5.1 Get the new image’s IP:

This is another privileged Pod that we should be able to shell into. I then run kubectl get po -n kube-system to confirm that the Pod has been deployed and run it again with -o yaml | grep podIP to find out what IP it currently has. I’m going to use that to remotely access it in the next step.

5.2 Accessing the shell in the kube-system namespace

Then I’m using the krew tool that I wrote called net-forward to run a command like this kubectl-net_forward -i -p 8080. This creates a socat listener and a reverse proxy (just like I used earlier in the demo) into that image that I just deployed. To be honest, this step is mostly to demonstrate some of the nuances and weirdness of escalating access within the cluster. I could have taken over other Nodes by simply creating new privileged Pods over and over until they got deployed into the other Nodes I wanted.

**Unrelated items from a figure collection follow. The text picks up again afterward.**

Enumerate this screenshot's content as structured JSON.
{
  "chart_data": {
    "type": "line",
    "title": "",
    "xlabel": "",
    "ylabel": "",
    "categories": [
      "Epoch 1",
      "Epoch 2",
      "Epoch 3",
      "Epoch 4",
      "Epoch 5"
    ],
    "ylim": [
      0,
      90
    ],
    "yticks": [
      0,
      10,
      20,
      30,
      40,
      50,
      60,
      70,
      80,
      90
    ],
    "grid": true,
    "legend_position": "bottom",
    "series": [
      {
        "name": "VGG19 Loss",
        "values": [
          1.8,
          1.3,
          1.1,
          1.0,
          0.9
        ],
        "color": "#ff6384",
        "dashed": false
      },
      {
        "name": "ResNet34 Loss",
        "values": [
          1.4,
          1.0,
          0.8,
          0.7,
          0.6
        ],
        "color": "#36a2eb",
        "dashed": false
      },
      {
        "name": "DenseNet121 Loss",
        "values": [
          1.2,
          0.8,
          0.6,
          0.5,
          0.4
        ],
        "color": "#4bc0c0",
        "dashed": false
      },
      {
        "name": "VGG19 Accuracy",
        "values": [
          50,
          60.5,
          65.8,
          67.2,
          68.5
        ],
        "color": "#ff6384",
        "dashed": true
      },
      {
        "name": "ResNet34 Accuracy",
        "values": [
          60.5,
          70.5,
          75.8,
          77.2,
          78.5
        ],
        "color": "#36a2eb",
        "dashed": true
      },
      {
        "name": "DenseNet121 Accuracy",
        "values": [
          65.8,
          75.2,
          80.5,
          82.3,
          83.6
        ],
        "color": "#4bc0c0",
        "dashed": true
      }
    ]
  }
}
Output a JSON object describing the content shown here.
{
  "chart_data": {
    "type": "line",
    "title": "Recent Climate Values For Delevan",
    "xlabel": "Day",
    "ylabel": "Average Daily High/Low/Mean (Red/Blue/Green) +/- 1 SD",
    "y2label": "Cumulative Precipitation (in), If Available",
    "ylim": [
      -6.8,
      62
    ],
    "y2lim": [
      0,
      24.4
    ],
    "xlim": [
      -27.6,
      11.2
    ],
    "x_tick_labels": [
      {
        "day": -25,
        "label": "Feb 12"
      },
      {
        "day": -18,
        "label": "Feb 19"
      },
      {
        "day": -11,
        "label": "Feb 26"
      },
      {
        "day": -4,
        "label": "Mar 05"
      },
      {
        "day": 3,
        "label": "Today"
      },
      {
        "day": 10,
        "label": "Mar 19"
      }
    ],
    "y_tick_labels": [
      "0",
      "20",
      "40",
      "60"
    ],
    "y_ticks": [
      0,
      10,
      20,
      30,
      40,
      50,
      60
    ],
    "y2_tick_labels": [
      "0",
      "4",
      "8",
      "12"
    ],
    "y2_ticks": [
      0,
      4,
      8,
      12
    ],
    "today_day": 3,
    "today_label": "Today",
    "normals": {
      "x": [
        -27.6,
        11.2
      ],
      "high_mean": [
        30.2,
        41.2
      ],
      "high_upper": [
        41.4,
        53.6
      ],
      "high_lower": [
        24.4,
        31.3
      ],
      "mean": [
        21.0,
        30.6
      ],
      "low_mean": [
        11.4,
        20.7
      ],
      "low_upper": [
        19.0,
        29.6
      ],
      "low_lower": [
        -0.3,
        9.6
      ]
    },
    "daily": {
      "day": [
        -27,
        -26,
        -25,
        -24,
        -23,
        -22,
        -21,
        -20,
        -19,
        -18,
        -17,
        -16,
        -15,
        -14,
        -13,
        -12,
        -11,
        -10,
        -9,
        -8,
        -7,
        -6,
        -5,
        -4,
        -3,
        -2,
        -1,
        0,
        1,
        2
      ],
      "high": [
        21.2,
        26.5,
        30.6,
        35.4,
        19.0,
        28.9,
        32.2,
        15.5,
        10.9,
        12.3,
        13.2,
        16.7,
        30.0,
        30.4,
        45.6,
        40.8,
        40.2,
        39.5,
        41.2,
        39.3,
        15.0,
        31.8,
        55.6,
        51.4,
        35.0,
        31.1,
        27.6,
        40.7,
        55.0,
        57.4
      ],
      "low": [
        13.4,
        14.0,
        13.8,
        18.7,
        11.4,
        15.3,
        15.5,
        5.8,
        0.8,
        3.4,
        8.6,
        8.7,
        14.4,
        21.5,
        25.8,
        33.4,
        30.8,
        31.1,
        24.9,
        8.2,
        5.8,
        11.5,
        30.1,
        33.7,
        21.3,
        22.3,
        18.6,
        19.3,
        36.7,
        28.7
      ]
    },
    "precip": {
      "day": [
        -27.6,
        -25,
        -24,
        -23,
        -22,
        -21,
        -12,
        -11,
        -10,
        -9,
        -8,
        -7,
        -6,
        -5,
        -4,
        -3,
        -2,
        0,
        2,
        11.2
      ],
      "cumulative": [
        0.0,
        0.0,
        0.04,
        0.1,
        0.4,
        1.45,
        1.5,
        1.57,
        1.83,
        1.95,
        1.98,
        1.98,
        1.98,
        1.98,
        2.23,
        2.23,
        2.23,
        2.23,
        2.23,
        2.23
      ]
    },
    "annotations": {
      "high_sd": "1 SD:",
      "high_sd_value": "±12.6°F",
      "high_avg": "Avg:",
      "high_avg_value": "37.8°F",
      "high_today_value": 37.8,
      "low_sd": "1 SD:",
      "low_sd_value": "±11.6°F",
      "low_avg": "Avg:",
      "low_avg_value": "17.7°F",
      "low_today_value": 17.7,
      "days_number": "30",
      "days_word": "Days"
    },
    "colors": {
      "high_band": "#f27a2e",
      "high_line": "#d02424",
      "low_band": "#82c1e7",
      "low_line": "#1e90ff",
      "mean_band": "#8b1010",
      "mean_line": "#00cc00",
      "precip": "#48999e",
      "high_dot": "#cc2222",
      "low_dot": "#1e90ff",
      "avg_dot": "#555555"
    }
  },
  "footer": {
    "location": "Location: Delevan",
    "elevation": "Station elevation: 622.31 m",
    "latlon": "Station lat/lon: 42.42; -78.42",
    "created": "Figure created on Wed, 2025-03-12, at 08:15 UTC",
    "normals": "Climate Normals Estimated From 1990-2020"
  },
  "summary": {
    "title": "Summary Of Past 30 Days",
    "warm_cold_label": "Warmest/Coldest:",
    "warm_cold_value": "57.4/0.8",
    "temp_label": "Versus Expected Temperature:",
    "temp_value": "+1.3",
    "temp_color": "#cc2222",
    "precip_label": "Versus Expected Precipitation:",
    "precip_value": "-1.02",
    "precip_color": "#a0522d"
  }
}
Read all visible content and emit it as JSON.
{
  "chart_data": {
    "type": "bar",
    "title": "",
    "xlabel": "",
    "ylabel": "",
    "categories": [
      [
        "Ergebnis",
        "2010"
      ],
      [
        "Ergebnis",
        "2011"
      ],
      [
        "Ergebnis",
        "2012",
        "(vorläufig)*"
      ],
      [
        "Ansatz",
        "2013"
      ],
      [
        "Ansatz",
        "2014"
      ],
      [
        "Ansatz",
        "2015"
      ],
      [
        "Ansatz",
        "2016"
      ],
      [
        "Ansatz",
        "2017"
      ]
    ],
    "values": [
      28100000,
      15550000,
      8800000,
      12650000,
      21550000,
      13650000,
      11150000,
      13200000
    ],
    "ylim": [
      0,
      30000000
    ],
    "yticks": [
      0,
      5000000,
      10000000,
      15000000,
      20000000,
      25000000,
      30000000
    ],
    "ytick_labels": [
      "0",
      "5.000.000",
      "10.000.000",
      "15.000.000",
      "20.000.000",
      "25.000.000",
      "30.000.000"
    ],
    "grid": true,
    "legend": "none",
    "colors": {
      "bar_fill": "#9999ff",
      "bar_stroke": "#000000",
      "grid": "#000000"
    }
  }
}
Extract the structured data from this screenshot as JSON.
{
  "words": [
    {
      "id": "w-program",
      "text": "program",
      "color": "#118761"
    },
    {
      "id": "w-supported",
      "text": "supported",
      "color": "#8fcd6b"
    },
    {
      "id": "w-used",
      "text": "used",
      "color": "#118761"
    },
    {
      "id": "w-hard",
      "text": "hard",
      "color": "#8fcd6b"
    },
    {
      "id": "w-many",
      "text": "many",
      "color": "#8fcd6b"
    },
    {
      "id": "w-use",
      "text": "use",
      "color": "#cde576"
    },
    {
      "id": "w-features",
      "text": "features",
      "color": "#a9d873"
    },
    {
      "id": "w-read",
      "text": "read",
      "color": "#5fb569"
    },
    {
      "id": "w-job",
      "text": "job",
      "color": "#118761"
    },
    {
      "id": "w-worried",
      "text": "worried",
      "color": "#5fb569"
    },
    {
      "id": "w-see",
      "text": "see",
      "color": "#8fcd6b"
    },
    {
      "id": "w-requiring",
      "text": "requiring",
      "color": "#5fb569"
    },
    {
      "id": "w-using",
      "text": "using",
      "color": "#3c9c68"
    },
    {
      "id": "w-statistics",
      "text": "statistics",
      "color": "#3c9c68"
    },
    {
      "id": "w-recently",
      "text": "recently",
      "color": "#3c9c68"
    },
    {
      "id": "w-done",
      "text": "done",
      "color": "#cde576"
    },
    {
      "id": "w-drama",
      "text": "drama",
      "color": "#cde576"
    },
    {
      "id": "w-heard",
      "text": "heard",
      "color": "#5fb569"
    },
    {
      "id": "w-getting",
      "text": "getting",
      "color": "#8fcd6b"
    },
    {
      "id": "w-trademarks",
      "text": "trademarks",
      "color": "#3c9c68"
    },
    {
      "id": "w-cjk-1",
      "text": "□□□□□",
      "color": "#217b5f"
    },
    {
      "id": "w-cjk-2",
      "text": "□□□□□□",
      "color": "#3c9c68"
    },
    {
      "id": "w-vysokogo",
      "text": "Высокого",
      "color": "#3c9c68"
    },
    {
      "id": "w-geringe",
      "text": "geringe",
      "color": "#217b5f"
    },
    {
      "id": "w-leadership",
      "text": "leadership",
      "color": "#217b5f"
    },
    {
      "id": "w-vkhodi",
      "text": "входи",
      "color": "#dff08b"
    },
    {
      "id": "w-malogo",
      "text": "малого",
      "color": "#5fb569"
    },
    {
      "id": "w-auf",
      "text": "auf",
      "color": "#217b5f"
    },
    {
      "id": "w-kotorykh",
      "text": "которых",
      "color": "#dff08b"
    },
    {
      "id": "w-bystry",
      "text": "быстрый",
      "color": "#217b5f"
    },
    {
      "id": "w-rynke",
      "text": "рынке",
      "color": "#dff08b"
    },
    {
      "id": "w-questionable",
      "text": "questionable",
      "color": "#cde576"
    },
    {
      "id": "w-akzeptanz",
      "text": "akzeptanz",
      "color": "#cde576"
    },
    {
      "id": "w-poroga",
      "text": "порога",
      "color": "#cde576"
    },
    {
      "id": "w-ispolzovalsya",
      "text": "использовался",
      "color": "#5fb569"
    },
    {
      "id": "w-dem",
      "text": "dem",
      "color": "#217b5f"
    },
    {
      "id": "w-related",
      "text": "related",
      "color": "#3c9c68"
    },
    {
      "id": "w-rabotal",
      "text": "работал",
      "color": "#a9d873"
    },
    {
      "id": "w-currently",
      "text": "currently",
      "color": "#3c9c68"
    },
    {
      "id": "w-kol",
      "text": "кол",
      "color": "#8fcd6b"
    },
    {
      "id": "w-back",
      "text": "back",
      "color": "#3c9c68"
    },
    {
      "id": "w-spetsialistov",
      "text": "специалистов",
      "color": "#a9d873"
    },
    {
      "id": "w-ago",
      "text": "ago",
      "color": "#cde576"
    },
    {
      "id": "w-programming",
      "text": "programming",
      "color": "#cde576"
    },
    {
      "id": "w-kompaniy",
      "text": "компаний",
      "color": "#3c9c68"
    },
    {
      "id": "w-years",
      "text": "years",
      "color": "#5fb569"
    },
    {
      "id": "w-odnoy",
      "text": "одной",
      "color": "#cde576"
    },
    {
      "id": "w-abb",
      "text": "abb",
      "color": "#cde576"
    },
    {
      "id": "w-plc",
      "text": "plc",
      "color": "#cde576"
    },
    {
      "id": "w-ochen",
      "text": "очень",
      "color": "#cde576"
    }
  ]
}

I should also note that in my demo, I didn’t give a good reason why we were targeting the cluster itself. A real-world attacker would more likely target the workloads in the cluster than the underlying cluster infrastructure. I hope to see more talks and demos like this in the future but this talk was meant to be about Kubernetes and its various different security mechanisms that pentesters should understand.


To defend from the specific attack chain I mentioned above, applying some of the defenses below can be useful:

  1. Don’t allow privileged Pods
  2. Don’t allow a container to become root
  3. Don’t allow host mounts at all
  4. Consider a network plugin or Network Policy for segmentation
  5. Only use images and registries that you trust and don’t rely on Dockerhub as a trusted source
  6. Keep roles and role bindings as strict as possible
  7. Don’t automount Service Tokens into Pods if your services don’t need to communicate to the API
  8. Consider abstracting direct console access to the cluster away (ie Terraform, Spinnaker) so that none of your developers have cluster-admin permission.


I showed you a cluster at a company that was completely insecure… but the company accepted the risk and didn’t make any changes.

I showed a company that was very secure for their threat model… but then pointed out that few organizations have the resources to make an environment like this.

I then showed a company that was trying to do something very complex and how compromising it required the same level of complexity.

I admit that my talk wasn’t “dropping 0days” or CVEs on Kubernetes which are always fun and entertaining presentations. I took a less sexy path that tried to discuss more uncomfortable, nuanced attacks and defenses that I think are real-world scenarios and that factor in an organization’s threat model. I don’t think it about how secure Kubernetes is right now, it’s about how secure organizations expect it to be, and how can pentesters validate those expectations.